Asia Bond Risk Climbs to Nine-Month High as Growth Outlook DimsRachel Evans and Paulina Duran
The cost of insuring Asian corporate and sovereign bonds against non-payment jumped to the highest in nine months after the World Bank cut forecasts for global economic growth.
The Markit iTraxx Asia index of 40 investment-grade borrowers outside Japan surged 12 basis points to 152.5 basis points as of 3:29 p.m. in Singapore, Westpac Banking Corp. prices show. The gauge is set for its highest close since Sept. 3, according to data provider CMA.
The World Bank, which lends to reduce poverty and support development, cut its forecast for 2013 global growth to 2.2 percent from a January prediction of 2.4 percent. Borrowing costs for Asian issuers of dollar notes are surging for a second month as investor risk-tolerance wanes and speculation the Federal Reserve may ease stimulus drives Treasury yields higher.
“We expect continued volatility until we get a more stable U.S. rates environment and ultimately a clearer picture on QE tapering,” said Glenn Hodgeman, global head of credit trading at Westpac.
Yields on Asian debt in the U.S. currency rose 35 basis points this month to 4.96 percent yesterday, after climbing in May by the most since September 2011, JPMorgan Chase & Co. indexes show. The Federal Open Market Committee meets next week.
A slowdown in China, the world’s second-largest economy, is dragging on expansion worldwide, the World Bank said. Industrial production for May missed estimates, according to data released June 9 by China’s National Bureau of Statistics.
Kookmin Bank, a South Korean lender, is planning to meet bond investors in Asia, Europe and the U.S. from next week, a person familiar with the matter said today, asking not to be identified as the plans are private.
China Huaneng Group Corp. raised $400 million on June 4 in the most recent dollar bond offering from Asia outside of Japan, data compiled by Bloomberg show.
The cost of insuring European corporate debt rose to the highest levels in more than two months, with the Markit iTraxx Crossover Index of credit-default swaps on 50 companies with mostly high-yield ratings climbing 10 basis points to 486 at 10:20 a.m. in London. The region’s investment-grade benchmark rose three basis points to 116, the highest since April 5.

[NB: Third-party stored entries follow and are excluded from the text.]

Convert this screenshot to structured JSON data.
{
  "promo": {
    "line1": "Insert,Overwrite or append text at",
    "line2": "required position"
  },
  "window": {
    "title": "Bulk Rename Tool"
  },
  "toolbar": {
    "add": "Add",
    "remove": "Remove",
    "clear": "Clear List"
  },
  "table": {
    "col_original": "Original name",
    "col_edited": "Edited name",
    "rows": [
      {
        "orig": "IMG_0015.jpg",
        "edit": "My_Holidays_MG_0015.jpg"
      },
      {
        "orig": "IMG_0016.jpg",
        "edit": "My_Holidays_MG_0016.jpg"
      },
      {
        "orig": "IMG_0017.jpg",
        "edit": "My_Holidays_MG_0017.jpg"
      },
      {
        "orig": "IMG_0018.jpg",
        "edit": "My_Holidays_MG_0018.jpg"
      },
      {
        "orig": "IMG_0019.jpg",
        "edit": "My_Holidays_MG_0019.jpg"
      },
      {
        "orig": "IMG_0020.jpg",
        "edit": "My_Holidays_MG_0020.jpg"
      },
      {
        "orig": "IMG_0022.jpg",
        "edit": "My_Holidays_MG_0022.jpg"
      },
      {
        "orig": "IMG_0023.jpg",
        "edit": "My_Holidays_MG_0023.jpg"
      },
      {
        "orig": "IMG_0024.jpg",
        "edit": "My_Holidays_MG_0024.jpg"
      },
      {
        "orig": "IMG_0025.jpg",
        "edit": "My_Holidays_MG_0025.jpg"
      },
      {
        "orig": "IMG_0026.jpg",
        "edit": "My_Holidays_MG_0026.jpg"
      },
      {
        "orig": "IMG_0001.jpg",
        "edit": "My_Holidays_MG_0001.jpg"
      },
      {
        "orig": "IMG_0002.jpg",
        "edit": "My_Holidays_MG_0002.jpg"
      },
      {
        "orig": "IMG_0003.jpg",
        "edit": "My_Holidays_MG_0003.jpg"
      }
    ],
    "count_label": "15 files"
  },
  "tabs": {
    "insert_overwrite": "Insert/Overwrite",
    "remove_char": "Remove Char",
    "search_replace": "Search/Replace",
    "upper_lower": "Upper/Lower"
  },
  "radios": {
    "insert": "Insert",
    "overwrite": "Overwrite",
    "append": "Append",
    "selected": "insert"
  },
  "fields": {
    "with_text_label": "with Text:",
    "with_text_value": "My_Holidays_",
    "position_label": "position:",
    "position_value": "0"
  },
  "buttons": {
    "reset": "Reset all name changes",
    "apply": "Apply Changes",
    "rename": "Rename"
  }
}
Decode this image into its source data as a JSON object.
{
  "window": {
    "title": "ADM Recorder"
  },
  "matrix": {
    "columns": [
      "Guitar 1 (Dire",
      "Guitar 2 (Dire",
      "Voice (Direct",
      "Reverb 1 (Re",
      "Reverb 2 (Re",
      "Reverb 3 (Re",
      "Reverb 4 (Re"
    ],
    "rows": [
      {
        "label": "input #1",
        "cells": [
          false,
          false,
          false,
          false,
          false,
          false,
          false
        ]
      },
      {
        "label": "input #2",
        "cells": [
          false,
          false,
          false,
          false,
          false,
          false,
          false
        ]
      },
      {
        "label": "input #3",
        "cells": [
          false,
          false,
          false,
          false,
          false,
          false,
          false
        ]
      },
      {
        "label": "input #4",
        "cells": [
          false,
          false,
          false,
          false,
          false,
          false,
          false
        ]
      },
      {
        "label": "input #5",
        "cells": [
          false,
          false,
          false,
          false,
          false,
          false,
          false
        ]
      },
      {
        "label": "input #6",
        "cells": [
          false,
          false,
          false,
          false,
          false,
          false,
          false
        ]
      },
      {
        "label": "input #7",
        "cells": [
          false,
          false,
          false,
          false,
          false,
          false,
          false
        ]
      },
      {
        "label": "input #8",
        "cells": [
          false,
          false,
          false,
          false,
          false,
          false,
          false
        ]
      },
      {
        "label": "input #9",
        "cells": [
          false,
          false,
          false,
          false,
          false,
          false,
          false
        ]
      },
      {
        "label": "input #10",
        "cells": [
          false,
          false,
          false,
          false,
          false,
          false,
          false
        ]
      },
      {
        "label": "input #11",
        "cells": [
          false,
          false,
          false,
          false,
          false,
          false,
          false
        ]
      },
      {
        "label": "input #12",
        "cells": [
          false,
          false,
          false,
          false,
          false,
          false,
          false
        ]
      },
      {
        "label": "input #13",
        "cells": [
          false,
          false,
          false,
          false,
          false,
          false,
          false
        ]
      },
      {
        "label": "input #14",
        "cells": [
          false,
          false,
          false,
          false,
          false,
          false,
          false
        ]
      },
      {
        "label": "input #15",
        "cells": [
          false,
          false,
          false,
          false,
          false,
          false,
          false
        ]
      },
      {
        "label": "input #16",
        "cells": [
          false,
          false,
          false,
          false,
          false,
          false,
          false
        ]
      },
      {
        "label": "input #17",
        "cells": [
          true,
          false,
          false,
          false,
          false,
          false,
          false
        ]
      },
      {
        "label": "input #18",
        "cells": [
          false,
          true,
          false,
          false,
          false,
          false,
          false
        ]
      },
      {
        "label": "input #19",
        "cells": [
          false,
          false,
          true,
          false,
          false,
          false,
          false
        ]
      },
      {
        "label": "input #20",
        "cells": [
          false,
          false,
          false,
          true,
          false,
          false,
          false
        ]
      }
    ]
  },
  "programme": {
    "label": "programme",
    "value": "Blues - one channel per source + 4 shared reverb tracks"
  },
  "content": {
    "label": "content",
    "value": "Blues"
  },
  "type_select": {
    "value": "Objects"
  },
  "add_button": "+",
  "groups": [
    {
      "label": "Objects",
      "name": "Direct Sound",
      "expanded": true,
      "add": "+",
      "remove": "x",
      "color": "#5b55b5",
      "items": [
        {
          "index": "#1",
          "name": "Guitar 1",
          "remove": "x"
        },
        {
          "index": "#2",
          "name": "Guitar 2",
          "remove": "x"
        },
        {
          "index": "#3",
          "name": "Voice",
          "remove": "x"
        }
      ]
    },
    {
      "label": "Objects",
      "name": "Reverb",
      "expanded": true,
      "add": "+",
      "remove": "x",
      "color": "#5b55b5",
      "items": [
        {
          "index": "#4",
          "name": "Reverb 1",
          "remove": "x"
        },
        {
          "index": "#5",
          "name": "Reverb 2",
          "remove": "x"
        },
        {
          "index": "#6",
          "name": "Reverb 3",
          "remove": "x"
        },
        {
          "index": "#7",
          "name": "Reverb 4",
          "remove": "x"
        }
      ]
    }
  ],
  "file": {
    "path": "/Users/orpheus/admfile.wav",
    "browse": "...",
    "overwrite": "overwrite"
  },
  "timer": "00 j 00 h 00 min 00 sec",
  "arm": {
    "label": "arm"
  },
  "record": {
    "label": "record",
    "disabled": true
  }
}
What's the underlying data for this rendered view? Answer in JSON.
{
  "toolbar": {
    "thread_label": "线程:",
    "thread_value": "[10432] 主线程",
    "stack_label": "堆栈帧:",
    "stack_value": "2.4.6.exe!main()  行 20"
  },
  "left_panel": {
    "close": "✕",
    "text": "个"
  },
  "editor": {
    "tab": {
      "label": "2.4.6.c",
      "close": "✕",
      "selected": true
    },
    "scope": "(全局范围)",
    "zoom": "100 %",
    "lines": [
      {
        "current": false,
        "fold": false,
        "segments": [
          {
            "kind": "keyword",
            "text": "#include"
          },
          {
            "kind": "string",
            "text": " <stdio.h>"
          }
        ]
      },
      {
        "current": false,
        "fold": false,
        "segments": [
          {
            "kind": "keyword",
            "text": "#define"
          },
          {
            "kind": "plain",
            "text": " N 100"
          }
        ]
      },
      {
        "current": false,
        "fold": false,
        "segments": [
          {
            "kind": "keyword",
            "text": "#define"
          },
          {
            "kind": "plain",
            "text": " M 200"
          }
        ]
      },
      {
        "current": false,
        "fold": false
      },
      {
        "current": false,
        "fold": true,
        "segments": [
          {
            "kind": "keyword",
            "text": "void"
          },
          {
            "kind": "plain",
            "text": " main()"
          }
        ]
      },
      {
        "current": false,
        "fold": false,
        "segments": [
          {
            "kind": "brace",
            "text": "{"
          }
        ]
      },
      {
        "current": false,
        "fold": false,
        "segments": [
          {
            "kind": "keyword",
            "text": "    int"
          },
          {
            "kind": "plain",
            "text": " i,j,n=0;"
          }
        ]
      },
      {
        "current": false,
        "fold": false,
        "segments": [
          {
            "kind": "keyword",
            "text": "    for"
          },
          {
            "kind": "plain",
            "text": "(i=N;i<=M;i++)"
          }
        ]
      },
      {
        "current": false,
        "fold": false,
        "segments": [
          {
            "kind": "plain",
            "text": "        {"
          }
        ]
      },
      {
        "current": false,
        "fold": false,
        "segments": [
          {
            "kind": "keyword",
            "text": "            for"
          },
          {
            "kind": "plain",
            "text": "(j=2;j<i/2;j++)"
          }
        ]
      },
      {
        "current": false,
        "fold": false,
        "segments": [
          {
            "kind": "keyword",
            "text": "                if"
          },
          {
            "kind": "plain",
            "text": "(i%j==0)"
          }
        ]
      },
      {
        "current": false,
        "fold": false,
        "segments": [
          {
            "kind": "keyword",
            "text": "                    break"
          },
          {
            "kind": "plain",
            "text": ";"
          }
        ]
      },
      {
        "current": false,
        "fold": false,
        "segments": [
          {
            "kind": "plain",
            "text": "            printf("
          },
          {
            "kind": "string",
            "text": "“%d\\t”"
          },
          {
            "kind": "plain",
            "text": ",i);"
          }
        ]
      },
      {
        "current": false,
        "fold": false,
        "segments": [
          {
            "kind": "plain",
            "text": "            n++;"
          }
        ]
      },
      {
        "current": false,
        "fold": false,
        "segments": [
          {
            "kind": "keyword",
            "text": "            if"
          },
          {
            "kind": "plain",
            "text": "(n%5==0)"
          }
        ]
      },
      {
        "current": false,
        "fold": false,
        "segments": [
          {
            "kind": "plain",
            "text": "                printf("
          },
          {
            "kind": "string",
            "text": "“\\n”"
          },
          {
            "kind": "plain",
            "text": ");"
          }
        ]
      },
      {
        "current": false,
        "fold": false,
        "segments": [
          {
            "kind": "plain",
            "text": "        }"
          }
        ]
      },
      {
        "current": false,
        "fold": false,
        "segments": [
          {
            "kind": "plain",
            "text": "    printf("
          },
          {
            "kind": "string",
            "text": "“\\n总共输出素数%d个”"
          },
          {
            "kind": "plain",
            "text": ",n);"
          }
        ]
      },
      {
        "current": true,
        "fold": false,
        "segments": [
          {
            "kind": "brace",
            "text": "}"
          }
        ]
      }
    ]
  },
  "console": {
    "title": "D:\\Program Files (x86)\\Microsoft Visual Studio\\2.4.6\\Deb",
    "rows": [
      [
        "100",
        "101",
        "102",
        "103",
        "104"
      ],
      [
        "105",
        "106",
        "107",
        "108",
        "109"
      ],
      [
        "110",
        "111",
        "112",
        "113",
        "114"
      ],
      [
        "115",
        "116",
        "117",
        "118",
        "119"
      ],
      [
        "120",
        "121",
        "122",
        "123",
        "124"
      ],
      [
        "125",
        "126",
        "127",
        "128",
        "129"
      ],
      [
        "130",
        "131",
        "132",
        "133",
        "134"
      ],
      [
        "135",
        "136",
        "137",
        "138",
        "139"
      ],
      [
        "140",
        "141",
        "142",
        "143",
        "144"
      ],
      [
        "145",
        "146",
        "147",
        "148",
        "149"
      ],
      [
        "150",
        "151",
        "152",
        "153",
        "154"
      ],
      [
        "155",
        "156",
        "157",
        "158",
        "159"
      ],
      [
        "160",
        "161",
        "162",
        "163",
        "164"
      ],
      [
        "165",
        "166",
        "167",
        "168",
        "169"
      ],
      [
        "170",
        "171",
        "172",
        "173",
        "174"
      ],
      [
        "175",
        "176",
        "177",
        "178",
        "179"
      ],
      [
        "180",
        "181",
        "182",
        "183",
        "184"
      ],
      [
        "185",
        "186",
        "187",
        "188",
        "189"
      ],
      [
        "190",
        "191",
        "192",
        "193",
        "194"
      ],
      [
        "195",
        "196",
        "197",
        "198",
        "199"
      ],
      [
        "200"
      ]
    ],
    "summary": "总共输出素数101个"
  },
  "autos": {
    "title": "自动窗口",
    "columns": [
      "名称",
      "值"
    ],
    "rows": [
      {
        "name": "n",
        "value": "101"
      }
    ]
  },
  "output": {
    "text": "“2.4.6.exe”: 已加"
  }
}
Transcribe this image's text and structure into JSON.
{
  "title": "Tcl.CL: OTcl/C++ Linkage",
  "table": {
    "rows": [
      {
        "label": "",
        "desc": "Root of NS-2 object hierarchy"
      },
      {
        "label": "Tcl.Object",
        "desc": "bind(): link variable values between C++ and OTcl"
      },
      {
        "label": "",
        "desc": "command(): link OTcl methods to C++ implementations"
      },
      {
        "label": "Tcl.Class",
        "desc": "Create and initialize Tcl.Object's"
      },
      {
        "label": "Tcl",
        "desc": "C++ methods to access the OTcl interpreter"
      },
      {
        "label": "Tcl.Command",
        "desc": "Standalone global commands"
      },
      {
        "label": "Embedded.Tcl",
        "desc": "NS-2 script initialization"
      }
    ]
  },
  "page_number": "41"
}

The Markit iTraxx Japan index jumped 11.5 basis points to 110 basis points as of 3:10 p.m. in Tokyo, Citigroup Inc. prices show. The measure is headed for its highest level since April 3, according to CMA, which is owned by McGraw-Hill Cos. and compiles prices quoted by dealers in the private market.
Credit-default swap indexes are benchmarks for insuring bonds against default and traders use them to speculate on credit quality. A drop signals improving perceptions of creditworthiness, while an increase suggests the opposite.
The swap contracts pay the buyer face value in exchange for the underlying securities if a borrower fails to meet its debt agreements.